Forty years ago, on August 9, 1974, President Richard Nixon became the only chief executive in our history to resign mid-term. He did so two weeks after a Supreme Court ruling that his secret tapes of Oval Office discussions be handed over to a Justice Department-appointed special prosecutor who was investigating White House involvement in a 1972 burglary of Democratic presidential campaign headquarters. Within days of this ruling, the House Judiciary Committee approved three articles of impeachment against Nixon. A week later, the newly released audio tapes showed Nixon to have been deeply involved in the cover-up of the Watergate break-in. Anticipating that the full House would approve the articles of impeachment, triggering a Senate trial, Nixon decided to step down.
In its decision in United States V. Nixon, the Supreme Court first cited Marbury v. Madison, reaffirming “that it is the province and the duty of this Court ‘to say what the law is’ with respect to the claim of privilege presented in this case.” Then it examined Nixon’s claim of executive privilege. While granting that the public interest requires that the President be able to discuss matters of state in secrecy with his advisors, the Court refused to privilege private speech of the Chief Executive that could show his involvement in criminal activity:
The President’s need for complete candor and objectivity from advisers calls for great deference from the court.
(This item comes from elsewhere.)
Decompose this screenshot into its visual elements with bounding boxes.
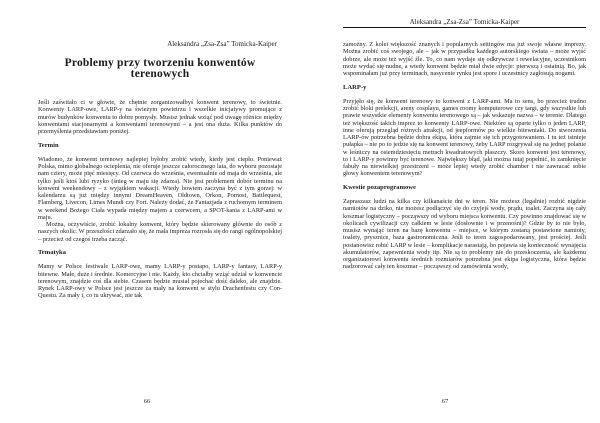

However, when the privilege depends solely on the broad, undifferentiated claim of public interest in the confidentiality of such conversations, a confrontation with other values arises. Absent a claim of need to protect military, diplomatic, or sensitive national security secrets, we find it difficult to accept the argument . . . .
In designing the structure of our Government and dividing and allocating the sovereign power among three co-equal branches, the [Framers] sought to provide a comprehensive system, but the separate powers were not intended to operate with absolute independence. To read the Art. II powers of the President as providing an absolute privilege as against a subpoena essential to enforcement of criminal statutes on no more than a generalized claim of the public interest in confidentiality of nonmilitary and nondiplomatic discussions would upset the constitutional balance of “a workable government” and gravely impair the role of the courts under Art. III.